The report indicates that over 75% of the state is classified as a child care desert, resulting in an estimated $1.3 billion cost to the state’s economy, as families struggle to find affordable child care while businesses face worker shortages. Wendy Doyle, president and CEO of United WE, emphasizes the need for streamlining regulations and administrative processes to support child care providers more effectively.
The findings are alarming, particularly as more than 2,000 child care programs closed in 2020, leading to nearly 400 fewer licensed centers by 2022. The disproportionately high oversight, with state inspectors managing around 77 programs each, complicates matters. Doyle noted instances where providers are forced to dedicate extensive time to comply with inspections, further exacerbating workforce shortages.

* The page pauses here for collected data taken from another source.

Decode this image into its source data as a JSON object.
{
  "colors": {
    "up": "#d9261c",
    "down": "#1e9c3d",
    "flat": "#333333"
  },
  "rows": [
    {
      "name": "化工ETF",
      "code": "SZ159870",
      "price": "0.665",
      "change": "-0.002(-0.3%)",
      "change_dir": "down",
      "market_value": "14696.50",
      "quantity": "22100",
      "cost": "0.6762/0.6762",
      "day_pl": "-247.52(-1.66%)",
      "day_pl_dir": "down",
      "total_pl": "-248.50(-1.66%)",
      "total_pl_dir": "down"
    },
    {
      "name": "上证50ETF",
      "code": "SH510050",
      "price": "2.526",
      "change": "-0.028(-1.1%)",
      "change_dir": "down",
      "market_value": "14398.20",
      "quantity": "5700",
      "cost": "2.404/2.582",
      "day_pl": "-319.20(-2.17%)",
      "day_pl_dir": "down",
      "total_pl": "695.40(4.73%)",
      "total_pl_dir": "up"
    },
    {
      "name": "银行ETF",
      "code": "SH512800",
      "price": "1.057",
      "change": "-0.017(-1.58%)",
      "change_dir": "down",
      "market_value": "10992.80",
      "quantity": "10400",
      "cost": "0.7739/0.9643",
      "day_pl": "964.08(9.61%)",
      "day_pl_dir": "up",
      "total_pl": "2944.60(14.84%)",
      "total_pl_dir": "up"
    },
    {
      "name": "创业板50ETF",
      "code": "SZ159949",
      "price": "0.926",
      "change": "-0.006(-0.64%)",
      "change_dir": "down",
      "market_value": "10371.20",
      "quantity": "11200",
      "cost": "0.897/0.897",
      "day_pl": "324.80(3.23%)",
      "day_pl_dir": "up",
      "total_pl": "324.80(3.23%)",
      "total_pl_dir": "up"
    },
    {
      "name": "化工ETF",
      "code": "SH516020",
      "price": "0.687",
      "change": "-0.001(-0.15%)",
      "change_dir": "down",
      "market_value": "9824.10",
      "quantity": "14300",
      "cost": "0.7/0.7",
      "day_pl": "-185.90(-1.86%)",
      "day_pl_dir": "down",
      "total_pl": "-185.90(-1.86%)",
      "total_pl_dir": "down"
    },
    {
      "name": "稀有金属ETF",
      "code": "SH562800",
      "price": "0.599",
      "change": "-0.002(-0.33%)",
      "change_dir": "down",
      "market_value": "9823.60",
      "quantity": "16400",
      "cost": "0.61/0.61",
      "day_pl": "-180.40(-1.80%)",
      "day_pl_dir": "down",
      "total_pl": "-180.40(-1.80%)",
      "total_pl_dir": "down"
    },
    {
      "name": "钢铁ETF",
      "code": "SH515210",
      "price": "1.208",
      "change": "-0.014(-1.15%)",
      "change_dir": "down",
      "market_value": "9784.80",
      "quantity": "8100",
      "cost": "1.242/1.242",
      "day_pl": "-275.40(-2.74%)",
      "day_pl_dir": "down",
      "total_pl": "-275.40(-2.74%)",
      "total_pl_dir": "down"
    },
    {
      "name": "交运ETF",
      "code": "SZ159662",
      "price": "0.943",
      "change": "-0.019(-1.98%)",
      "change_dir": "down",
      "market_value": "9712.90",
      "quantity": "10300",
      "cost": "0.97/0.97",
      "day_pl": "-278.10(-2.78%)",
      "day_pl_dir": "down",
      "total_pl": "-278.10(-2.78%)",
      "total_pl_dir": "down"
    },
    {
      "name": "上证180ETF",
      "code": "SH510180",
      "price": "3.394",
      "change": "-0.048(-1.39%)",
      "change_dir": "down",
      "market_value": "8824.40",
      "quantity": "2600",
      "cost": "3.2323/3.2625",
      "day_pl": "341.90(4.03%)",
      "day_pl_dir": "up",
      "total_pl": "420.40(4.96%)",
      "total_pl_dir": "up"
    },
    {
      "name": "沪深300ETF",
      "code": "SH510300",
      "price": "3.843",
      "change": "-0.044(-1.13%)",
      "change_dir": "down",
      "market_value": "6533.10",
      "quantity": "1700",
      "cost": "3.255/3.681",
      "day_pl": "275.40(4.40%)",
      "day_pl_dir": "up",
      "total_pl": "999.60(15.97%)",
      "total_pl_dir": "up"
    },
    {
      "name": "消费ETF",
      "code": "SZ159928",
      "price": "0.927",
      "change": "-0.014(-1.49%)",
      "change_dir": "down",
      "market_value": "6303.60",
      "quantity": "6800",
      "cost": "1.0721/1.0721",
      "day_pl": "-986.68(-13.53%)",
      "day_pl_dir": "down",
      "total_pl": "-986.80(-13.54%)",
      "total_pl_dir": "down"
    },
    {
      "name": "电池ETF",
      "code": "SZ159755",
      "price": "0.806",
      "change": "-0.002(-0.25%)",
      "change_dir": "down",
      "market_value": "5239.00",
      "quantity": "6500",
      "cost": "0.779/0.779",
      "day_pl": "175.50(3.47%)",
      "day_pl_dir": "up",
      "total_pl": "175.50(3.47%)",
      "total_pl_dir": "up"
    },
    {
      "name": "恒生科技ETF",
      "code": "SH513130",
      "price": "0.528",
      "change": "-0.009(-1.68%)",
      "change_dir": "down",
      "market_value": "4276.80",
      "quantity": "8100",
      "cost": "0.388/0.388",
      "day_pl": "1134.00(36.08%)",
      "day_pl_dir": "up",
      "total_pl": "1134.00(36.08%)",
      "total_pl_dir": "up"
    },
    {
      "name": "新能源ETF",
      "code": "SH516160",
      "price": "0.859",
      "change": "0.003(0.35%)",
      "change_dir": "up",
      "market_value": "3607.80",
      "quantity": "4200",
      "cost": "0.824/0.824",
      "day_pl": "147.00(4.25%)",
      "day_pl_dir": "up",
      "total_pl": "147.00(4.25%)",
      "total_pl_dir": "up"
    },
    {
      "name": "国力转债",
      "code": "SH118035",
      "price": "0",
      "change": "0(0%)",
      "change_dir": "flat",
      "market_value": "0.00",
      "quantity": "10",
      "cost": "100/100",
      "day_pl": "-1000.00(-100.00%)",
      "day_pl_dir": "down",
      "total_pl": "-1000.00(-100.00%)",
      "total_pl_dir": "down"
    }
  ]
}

Despite pressing needs, the General Assembly has failed to pass tax credits for child care providers and families. Governor-elect Mike Kehoe expressed his commitment to expanding access to affordable child care, citing personal experiences from his upbringing. Legislative leaders are eager to see proposals from his administration that could provide relief to working families.
As the state approaches the depletion of American Rescue Plan funds, which supported the establishment of numerous child care programs, there are concerns over potential closures. Doyle stresses the importance of continued federal support, signaling an urgent call to action as Missouri navigates its child care crisis.